Personal information
- Full name: Steven Paul Jenkins
- Born: 30 May 1978 (age 48) Taunton, Somerset, England
- Batting: Right-handed
- Role: Wicketkeeper

Domestic team information
- 1999-2000: Somerset Cricket Board

Career statistics
| Competition | LA |
| Matches | 2 |
| Runs scored | 58 |
| Batting average | 29.00 |
| 100s/50s | –/– |
| Top score | 42 |
| Balls bowled | – |
| Wickets | – |
| Bowling average | – |
| 5 wickets in innings | – |
| 10 wickets in match | – |
| Best bowling | – |
| Catches/stumpings | –/– |
- Source: Cricinfo, 20 October 2010

= Steven Jenkins =

English cricketer

Steven Paul Jenkins (born 30 May 1978) is an English cricketer. Jenkins is a right-handed batsman who plays primarily as a wicketkeeper. He was born at Taunton, Somerset.

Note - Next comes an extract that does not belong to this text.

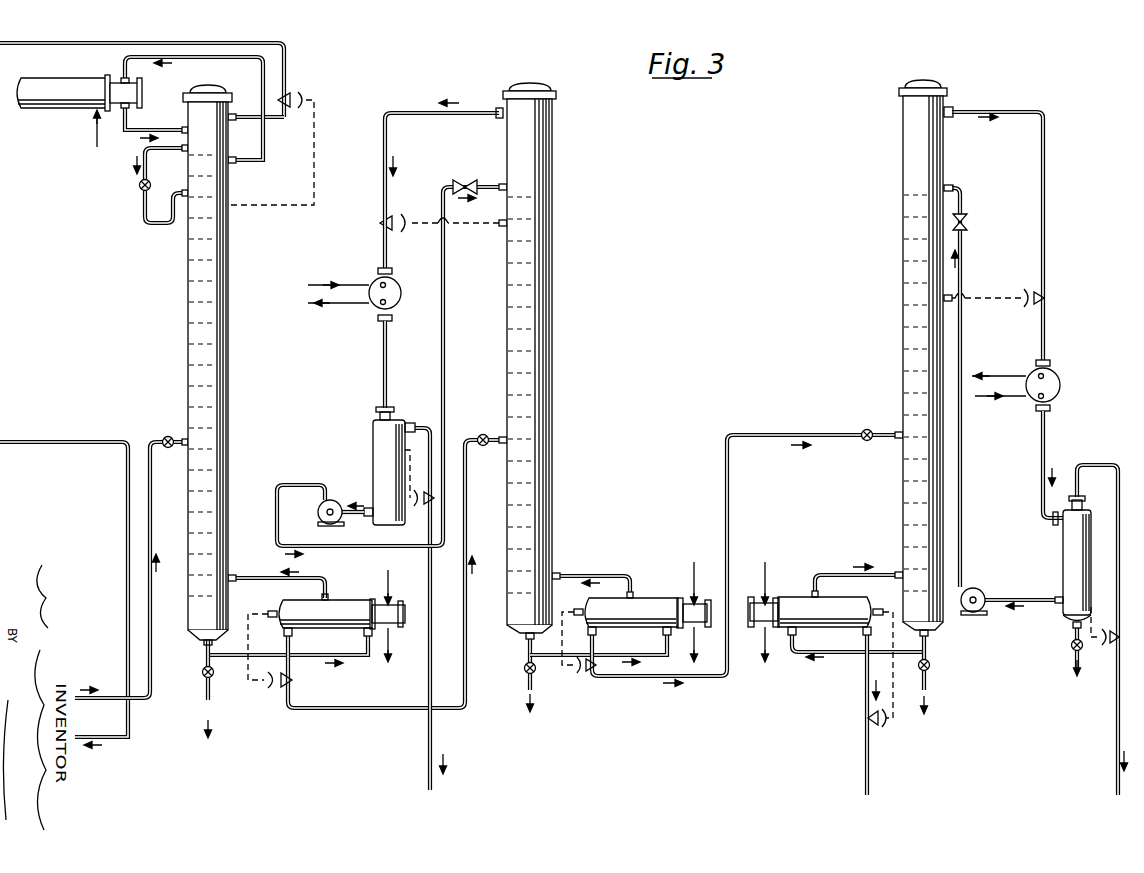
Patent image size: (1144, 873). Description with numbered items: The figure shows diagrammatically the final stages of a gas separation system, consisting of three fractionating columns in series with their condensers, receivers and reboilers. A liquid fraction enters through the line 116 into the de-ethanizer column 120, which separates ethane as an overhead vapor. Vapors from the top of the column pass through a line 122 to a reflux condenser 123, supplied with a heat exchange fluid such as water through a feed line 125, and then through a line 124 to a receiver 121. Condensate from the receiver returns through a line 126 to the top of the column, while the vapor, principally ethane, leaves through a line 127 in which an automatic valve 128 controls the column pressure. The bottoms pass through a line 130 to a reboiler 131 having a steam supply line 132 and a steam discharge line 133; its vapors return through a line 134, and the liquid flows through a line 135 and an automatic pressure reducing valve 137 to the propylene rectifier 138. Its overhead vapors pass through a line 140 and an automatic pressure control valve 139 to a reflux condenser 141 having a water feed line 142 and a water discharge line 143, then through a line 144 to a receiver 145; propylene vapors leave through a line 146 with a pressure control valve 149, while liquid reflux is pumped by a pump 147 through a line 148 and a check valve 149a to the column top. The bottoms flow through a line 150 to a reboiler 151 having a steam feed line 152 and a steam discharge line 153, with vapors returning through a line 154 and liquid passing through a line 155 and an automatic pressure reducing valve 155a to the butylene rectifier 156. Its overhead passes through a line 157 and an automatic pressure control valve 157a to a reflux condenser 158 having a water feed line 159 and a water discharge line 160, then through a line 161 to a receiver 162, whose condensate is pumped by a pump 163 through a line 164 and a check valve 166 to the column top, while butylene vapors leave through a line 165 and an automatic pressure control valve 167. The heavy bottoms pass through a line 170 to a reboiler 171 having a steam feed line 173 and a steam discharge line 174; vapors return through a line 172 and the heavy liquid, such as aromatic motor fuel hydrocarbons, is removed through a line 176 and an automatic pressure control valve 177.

Jenkins represented the Somerset Cricket Board in 2 List A matches against Bedfordshire in the 2nd round of the 1999 NatWest Trophy and Staffordshire in the 1st round of the 2000 NatWest Trophy. In his 2 List A matches, he scored 58 runs at a batting average of 29.00, with a high score of 42.

He currently plays club cricket for Taunton St Andrews Cricket Club in the West of England Premier League.